The School District announced Friday that World Communications Charter School in Southwest Center City - one of the four original charters that opened in the district in 1997 - has agreed to close at the end of the academic year and forgo an appeal to the state Charter Appeal Board.
Marjorie Neff, chair of the School Reform Commission, said the settlement reached with World Communications would provide ample time for the school's more than 425 sixth- through 12th-grade students to find new schools for the next academic year.
She said it was critical that the World Communications trustees had acted "in a time frame that allows students and families to participate in the school selection process" for the 2017-18 school year, before the Nov. 14 deadline.
Neff said the district and its Charter Schools Office were prepared to assist students and families and work with the charter to ensure a smooth transition.
World Communications has been dogged by allegations of academic, management and financial problems for years and came close to losing its charter in 2012.
Charter officials had vowed to fight when the SRC voted in July to deny a new five-year operating agreement for the school on South Broad Street and began the process of closing it.
A hearing scheduled to start Monday was postponed as World Communications officials talked to the district about a voluntary closing.
School officials did not respond to requests for comment.
But Victoria A. Mosley Rivers, president of the charter board, said in a news release Friday, "After careful consideration, we made the difficult determination that this [the closing] is the best course of action for our students, families and staff."

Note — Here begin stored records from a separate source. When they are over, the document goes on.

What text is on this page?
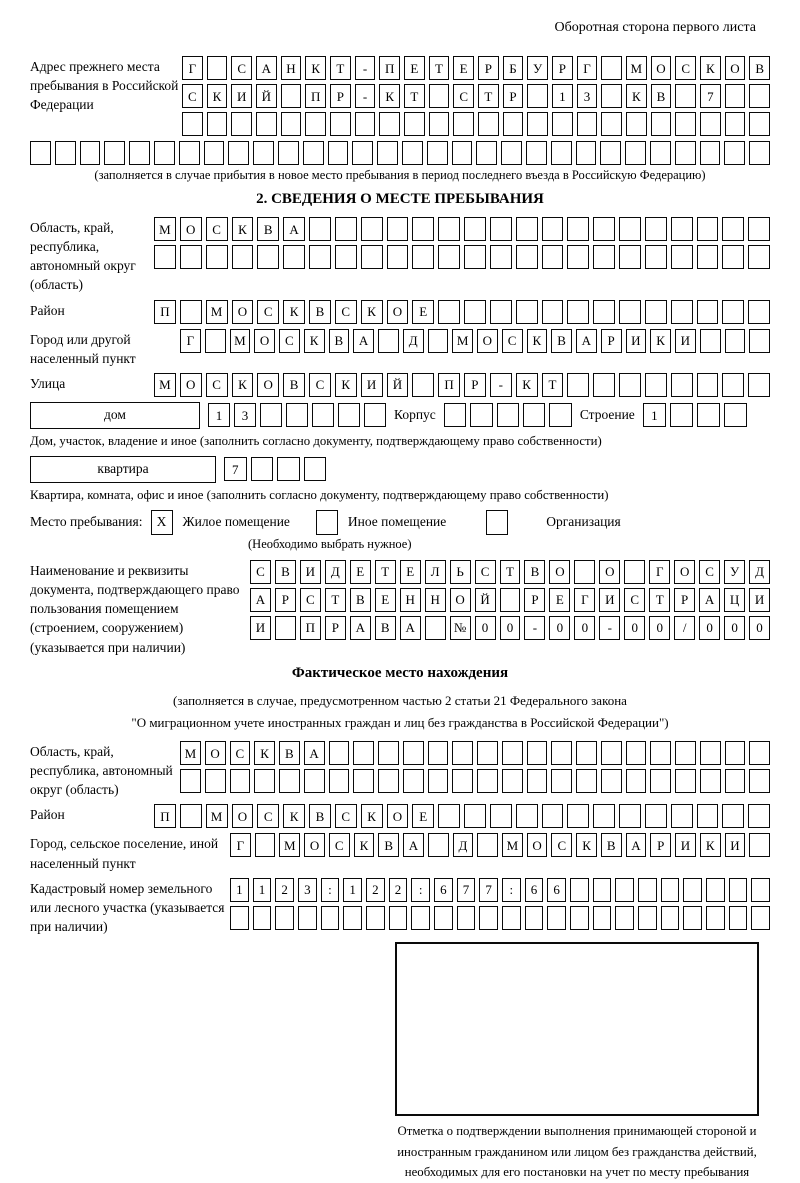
Оборотная сторона первого листа
Адрес прежнего места пребывания в Российской Федерации
Г	С	А	Н	К	Т	-	П	Е	Т	Е	Р	Б	У	Р	Г	М	О	С	К	О	В
С	К	И	Й	П	Р	-	К	Т	С	Т	Р	1	3	К	В	7
(заполняется в случае прибытия в новое место пребывания в период последнего въезда в Российскую Федерацию)
2. СВЕДЕНИЯ О МЕСТЕ ПРЕБЫВАНИЯ
Область, край, республика, автономный округ (область)
М	О	С	К	В	А
Район	П	М	О	С	К	В	С	К	О	Е
Город или другой населенный пункт
Г	М	О	С	К	В	А	Д	М	О	С	К	В	А	Р	И	К	И
Улица	М	О	С	К	О	В	С	К	И	Й	П	Р	-	К	Т
дом	1	3	Корпус	Строение	1
Дом, участок, владение и иное (заполнить согласно документу, подтверждающему право собственности)
квартира	7
Квартира, комната, офис и иное (заполнить согласно документу, подтверждающему право собственности)
Место пребывания:	X	Жилое помещение	Иное помещение	Организация
(Необходимо выбрать нужное)
Наименование и реквизиты документа, подтверждающего право пользования помещением (строением, сооружением) (указывается при наличии)
С	В	И	Д	Е	Т	Е	Л	Ь	С	Т	В	О	О	Г	О	С	У	Д
А	Р	С	Т	В	Е	Н	Н	О	Й	Р	Е	Г	И	С	Т	Р	А	Ц	И
И	П	Р	А	В	А	№	0	0	-	0	0	-	0	0	/	0	0	0
Фактическое место нахождения
(заполняется в случае, предусмотренном частью 2 статьи 21 Федерального закона
"О миграционном учете иностранных граждан и лиц без гражданства в Российской Федерации")
Область, край, республика, автономный округ (область)
М	О	С	К	В	А
Район	П	М	О	С	К	В	С	К	О	Е
Город, сельское поселение, иной населенный пункт
Г	М	О	С	К	В	А	Д	М	О	С	К	В	А	Р	И	К	И
Кадастровый номер земельного или лесного участка (указывается при наличии)
1	1	2	3	:	1	2	2	:	6	7	7	:	6	6
Отметка о подтверждении выполнения принимающей стороной и иностранным гражданином или лицом без гражданства действий, необходимых для его постановки на учет по месту пребывания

Former district official Leroy Nunnery Jr., a consultant at World Communications, said the school had wanted to remain open. "Unfortunately, we could no longer afford the immense financial strain involved in trying to convince the district that we deserved to have our charter renewed or extended."
Rivers said the school was "fully dedicated to educating our students" for the remainder of the current academic year and would assist seniors with college admissions and career placements.
World Communications also said it would work with the district to find new schools for younger students to attend next fall.
For the last three years, test scores at World Communications have been below averages for district and charter schools in all subjects.
"Not only was there under-performance, but the performance has been in a rapid and consistent decline over the past three years," DawnLynne Kacer, executive director of the district's charter office, told the SRC in July.
She said the high school program at World Communications had ranked among the lowest of high schools in the city in achievement and progress on the district's School Progress Report for 2014-15.
In 2012, the charter office recommended denying the school a new five-year agreement because of financial, management and academic shortcomings. The SRC granted the school a new charter with 22 conditions, including requiring it to hire an academic consultant, replace the board chair, and submit a five-year improvement plan. The charter office found that it had not complied with all 22 conditions.